I rolled my shoulders, shaking my head. “This isn’t about Keene. Unless he was sleeping with a relative of Holly’s, it doesn’t fit.”

Mira’s icy blue eyes glared at me. “You can’t throw out evidence because it doesn’t fit your theory that Holly is the cause of all this, Mal.”

I did not raise my voice as I said, “You’re more than welcome to follow that line of thought, Mira. Just be prepared for it to lead nowhere.”

“God! You are such an asshole sometimes!” She slammed the pictures down on the table. “I’m going to get lunch.”

I said nothing as she walked out the door. Dr. Robinson looked between the two of us before asking, “Are Mommy and Daddy fighting again?”

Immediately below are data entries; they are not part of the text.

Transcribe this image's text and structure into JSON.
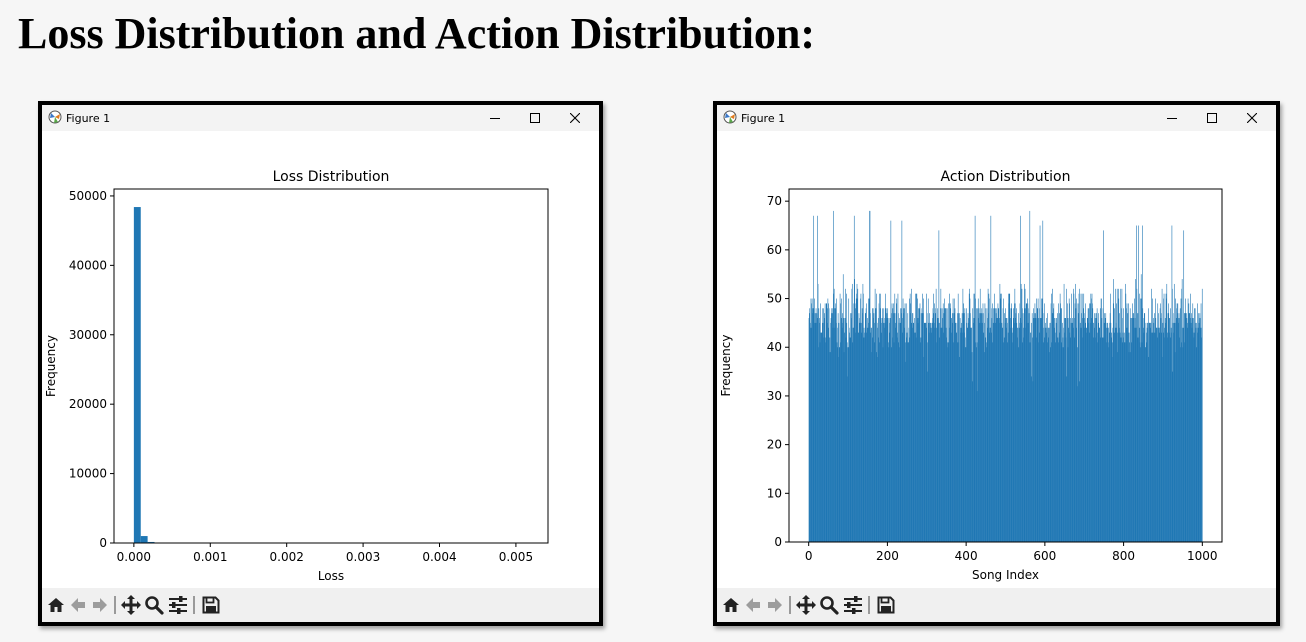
{
  "heading": "Loss Distribution and Action Distribution:",
  "windows": [
    {
      "title": "Figure 1",
      "chart_data": {
        "type": "bar",
        "title": "Loss Distribution",
        "xlabel": "Loss",
        "ylabel": "Frequency",
        "xlim": [
          -0.00026,
          0.00542
        ],
        "ylim": [
          0,
          51000
        ],
        "xticks": [
          "0.000",
          "0.001",
          "0.002",
          "0.003",
          "0.004",
          "0.005"
        ],
        "xtick_values": [
          0,
          0.001,
          0.002,
          0.003,
          0.004,
          0.005
        ],
        "yticks": [
          "0",
          "10000",
          "20000",
          "30000",
          "40000",
          "50000"
        ],
        "ytick_values": [
          0,
          10000,
          20000,
          30000,
          40000,
          50000
        ],
        "bin_width": 9e-05,
        "x": [
          0.0,
          9e-05,
          0.00018
        ],
        "values": [
          48400,
          1000,
          150
        ],
        "color": "#1f77b4"
      }
    },
    {
      "title": "Figure 1",
      "chart_data": {
        "type": "bar",
        "title": "Action Distribution",
        "xlabel": "Song Index",
        "ylabel": "Frequency",
        "xlim": [
          -50,
          1050
        ],
        "ylim": [
          0,
          72.5
        ],
        "xticks": [
          "0",
          "200",
          "400",
          "600",
          "800",
          "1000"
        ],
        "xtick_values": [
          0,
          200,
          400,
          600,
          800,
          1000
        ],
        "yticks": [
          "0",
          "10",
          "20",
          "30",
          "40",
          "50",
          "60",
          "70"
        ],
        "ytick_values": [
          0,
          10,
          20,
          30,
          40,
          50,
          60,
          70
        ],
        "bin_count": 1000,
        "bin_range": [
          0,
          1000
        ],
        "values_summary": {
          "min": 31,
          "max": 68,
          "typical_low": 40,
          "typical_high": 55
        },
        "color": "#1f77b4"
      }
    }
  ],
  "toolbar": [
    "home-icon",
    "back-arrow-icon",
    "forward-arrow-icon",
    "pan-icon",
    "zoom-icon",
    "configure-subplots-icon",
    "save-icon"
  ],
  "colors": {
    "bar": "#1f77b4",
    "window_border": "#000000",
    "toolbar_bg": "#f0f0f0"
  }
}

I snorted. “More like Big Partner is about to kick Little Partner’s stubborn ass.” I did not like the implication that Mira and I were more than coworkers.

“I looked into Holly Marteen’s death as you asked.” Dr. Robinson walked back over to the conference table and picked up the second folder. “I don’t know the coroner who did the autopsy personally, but based on the records he sent over, it was a simple fracture of the hyoid bone.”

I swapped folders with him. The top picture was a copy of an x-ray with fractures indicated.

Next was the police report, interviews with the parents, and photos of her bedroom.

But none of her. I don’t know why I was so grateful for that.

I’d seen a lot of dead bodies before and some of them were children.

It was hard when it was kids, but seeing their pictures made me a better cop.

“Says here she made it into the ambulance. Was she alive?”

“It’s rare, but it generally happens when the noose isn’t the right height or anchored correctly. The bones snap but the nerves take longer to?—”

I held up a hand to stop him. “I got the picture. Fuck.”

“It’s heartbreaking, what was done to her.”

“‘There is no beast more crueler than man’,” I quoted softly.

“Am I crazy, Doc? To think that all of this leads back to her? Mira says I have a stick up my ass about it, but look at all of this.” I gestured to the window and the board.

“It fits . It’s her ,” I tapped Holly’s file in my hand.

“But I don’t see who . No one is left .”

Dr. Robinson studied the pictures, scratching his close-cropped beard. “Maybe there’s someone dead who isn’t dead.”

I snorted. “Just what I need, an order to start exhuming bodies. It’s bad enough I have to do a fucking press conference every morning with no updates.”

The doctor shrugged. “I’m just a coroner.

I talk for the dead.” He pointed at the pictures of Harrow, Jamison, Keene, Martell, Wise, Butler, and Ritter-Hogan on my board.

“We’re still waiting for forensics back on them.

Hopefully that will be able to tell you what I cannot and you’ll be able to find this guy. ”

“Problem is,” I confided in the coroner, “even if I do find him, I don’t know if I should slap a pair of cuffs on him or give him a fucking medal.”